Needless to say, it isn’t; however “engagement” is ambiguous in the way of all corporate jargon, and it’s not difficult to see why the query arises.

The difference between synergy and engagement: synergy is a harmless concept worthy of a chuckle; frontline employee engagement is a $500 Billion per annum quandary that the business world has made little to no progress solving.

Not so entertaining when you put it in those terms.

$500 Billion per year, wasted — it’s staggering to say the least. With turnover rates at 100% per year and the cost of onboarding a new frontline employee between $2K and $8K depending on the company, losing disengaged workers is a costly dilemma. Combine this with low productivity rates and poor customer satisfaction driving away buyers, and the numbers become less mysterious.

How many frontline workers suffer from the engagement problem? About 87% of them, according to Gallup.
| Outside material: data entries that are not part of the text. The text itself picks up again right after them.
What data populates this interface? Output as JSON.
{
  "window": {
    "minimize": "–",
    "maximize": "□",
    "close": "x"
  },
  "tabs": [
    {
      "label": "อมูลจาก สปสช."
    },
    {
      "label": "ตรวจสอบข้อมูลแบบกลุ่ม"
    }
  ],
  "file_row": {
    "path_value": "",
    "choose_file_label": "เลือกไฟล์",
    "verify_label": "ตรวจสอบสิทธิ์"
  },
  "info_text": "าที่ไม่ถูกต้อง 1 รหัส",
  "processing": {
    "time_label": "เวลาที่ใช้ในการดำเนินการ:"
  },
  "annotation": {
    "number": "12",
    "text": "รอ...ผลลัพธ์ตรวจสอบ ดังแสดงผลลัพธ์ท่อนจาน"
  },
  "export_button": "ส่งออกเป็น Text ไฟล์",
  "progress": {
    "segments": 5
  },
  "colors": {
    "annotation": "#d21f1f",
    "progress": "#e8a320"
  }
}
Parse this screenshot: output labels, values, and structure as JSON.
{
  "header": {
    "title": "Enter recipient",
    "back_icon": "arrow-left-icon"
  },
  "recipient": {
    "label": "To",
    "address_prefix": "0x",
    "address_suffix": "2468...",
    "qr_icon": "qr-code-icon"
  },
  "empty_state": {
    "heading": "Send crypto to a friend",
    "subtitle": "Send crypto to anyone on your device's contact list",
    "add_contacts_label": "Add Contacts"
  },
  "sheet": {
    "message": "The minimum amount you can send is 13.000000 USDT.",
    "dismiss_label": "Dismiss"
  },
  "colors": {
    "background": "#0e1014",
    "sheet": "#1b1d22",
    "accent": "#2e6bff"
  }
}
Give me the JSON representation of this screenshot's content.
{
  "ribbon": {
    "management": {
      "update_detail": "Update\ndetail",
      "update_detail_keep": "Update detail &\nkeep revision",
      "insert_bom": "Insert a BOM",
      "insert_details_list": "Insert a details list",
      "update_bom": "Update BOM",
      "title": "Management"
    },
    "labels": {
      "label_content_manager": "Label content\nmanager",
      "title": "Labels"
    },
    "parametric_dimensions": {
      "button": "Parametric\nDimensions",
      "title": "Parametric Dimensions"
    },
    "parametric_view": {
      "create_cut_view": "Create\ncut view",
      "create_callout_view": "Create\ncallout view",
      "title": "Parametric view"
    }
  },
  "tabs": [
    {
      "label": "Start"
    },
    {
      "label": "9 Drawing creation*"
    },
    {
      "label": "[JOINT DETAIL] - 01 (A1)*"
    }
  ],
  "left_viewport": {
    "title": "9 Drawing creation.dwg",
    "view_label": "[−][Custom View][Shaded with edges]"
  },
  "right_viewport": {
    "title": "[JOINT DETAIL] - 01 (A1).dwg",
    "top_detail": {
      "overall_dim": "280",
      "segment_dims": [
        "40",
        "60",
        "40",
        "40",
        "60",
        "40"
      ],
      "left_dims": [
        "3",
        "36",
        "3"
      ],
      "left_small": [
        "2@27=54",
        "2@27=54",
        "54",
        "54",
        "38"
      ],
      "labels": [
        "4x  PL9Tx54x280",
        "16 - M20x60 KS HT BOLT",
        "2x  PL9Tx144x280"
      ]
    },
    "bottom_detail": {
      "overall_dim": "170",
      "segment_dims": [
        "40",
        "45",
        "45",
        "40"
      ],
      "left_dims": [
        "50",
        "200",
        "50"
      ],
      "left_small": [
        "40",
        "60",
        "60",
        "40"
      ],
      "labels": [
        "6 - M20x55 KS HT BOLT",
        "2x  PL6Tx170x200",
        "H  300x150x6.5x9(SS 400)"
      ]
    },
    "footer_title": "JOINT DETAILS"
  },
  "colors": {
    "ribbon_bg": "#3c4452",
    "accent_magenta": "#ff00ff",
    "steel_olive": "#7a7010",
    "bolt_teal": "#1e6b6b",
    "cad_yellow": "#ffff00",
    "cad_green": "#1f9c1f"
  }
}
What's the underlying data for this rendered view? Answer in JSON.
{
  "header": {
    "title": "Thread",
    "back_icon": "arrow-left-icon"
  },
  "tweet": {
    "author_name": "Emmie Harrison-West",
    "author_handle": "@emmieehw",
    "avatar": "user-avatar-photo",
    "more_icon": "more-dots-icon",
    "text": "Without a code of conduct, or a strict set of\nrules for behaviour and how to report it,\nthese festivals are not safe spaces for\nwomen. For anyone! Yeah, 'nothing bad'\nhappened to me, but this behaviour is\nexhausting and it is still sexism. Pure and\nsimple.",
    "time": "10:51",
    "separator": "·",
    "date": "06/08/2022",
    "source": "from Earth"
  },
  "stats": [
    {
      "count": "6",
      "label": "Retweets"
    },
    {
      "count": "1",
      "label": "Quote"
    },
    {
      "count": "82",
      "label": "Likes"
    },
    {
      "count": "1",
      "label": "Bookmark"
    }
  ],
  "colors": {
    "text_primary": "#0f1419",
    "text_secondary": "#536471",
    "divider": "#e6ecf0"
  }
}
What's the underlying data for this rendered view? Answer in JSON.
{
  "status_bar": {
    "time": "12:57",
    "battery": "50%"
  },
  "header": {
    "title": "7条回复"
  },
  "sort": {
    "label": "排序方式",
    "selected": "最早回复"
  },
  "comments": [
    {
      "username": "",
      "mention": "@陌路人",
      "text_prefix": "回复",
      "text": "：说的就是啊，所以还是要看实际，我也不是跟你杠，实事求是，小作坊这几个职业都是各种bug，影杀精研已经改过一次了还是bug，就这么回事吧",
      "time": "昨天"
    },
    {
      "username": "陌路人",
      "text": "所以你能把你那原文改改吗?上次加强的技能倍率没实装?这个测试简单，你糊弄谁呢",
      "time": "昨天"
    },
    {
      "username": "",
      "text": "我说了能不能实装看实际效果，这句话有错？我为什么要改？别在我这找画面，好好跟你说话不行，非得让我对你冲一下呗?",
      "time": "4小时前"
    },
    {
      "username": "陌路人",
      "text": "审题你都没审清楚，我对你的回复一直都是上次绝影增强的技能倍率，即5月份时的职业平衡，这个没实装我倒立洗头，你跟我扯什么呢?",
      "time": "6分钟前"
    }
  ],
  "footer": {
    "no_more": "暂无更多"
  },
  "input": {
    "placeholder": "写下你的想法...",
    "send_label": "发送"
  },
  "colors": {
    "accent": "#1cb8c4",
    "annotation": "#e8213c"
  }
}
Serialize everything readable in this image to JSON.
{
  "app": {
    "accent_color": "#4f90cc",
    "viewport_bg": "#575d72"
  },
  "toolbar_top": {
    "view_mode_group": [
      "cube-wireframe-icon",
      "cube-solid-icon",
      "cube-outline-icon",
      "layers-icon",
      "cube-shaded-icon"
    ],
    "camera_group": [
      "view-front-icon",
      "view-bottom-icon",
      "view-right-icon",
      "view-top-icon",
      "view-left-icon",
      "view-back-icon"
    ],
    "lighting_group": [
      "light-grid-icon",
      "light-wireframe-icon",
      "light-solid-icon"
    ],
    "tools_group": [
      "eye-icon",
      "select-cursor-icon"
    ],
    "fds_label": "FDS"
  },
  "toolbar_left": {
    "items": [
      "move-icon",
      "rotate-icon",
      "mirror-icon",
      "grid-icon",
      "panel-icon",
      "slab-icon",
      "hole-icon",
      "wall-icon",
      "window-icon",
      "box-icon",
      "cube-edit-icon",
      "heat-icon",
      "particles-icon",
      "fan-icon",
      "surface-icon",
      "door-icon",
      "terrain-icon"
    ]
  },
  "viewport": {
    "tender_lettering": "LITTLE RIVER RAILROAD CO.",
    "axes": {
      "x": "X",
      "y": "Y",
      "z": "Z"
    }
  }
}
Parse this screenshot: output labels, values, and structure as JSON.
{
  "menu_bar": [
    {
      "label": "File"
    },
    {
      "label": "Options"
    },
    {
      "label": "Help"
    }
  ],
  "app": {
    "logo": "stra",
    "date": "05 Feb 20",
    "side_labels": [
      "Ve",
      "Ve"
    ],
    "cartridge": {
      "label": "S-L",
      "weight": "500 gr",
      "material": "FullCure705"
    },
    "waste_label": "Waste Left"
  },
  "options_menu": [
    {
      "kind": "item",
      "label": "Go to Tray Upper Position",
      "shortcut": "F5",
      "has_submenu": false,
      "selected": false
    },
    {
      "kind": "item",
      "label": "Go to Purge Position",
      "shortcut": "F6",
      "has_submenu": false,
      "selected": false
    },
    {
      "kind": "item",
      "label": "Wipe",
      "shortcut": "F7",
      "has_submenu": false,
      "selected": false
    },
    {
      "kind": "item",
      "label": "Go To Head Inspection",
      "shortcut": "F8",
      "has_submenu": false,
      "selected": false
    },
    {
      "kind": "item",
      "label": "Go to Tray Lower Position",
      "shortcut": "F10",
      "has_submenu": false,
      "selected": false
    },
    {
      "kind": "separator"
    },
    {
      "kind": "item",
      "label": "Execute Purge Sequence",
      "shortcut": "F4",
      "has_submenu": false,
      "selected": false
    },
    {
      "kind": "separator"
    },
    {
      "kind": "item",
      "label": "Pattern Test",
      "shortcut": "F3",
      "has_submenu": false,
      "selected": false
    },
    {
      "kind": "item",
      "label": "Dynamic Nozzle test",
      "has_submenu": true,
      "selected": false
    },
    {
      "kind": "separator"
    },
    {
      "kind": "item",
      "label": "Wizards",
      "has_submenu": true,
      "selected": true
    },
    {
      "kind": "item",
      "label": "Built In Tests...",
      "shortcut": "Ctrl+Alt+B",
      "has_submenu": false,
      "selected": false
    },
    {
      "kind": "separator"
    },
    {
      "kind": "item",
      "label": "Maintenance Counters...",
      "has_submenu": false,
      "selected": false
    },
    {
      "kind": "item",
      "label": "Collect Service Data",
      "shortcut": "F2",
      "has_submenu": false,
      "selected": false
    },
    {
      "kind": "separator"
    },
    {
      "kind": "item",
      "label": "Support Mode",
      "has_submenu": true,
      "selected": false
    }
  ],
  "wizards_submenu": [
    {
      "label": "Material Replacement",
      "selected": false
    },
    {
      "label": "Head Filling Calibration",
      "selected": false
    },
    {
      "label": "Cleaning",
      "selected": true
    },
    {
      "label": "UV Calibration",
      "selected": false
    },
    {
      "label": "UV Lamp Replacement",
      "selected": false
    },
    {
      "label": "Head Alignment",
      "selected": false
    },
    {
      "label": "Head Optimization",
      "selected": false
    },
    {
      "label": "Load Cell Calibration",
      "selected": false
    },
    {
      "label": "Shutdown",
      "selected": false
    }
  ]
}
The same study predicts that companies with highly engaged workforces outperform their peers by 147% in earnings per share — another alarming figure.

The stakes are abundantly clear: we’re losing a collective half-trillion dollars per year, all because we can’t get hourly workers to care about their jobs. Hourly workers, by the way, make up about 60% of the American workforce.

Why are the men and women on the frontline so disillusioned? Another surface level quagmire that becomes less confusing as one delves deeper. Hourly workers have little brand loyalty; managers expect very little of them; and they are scarcely recognized when they excel at their work. It’s no wonder they depart from their posts so frequently, and no wonder customers are driven away by their lack of zeal.

How could this happen? It can’t be because the management level is unaware of the problem: in the age of connectivity, we’re aware of the flaws in the customer experience practically before surveys are filled out. Between mystery shops, social listening tools and customer feedback platforms, we can nail down the problem and determine a solution instantly. Someone complains about soggy fries at a QSR via Facebook? Social listening notifies a manager. Poor customer review? A survey platform notifies a manager. Mystery shopping insights look grim? The dashboard notifies a manager.

Noticing a trend?

There is a dire stoppage in the arteries that transport information up and down the corporate ladder, and it’s preventing the right data from reaching the core of the company — the frontline employees who are on the sales floor, in the arena where each transaction is won or lost. That clog is directly below managers’ feet.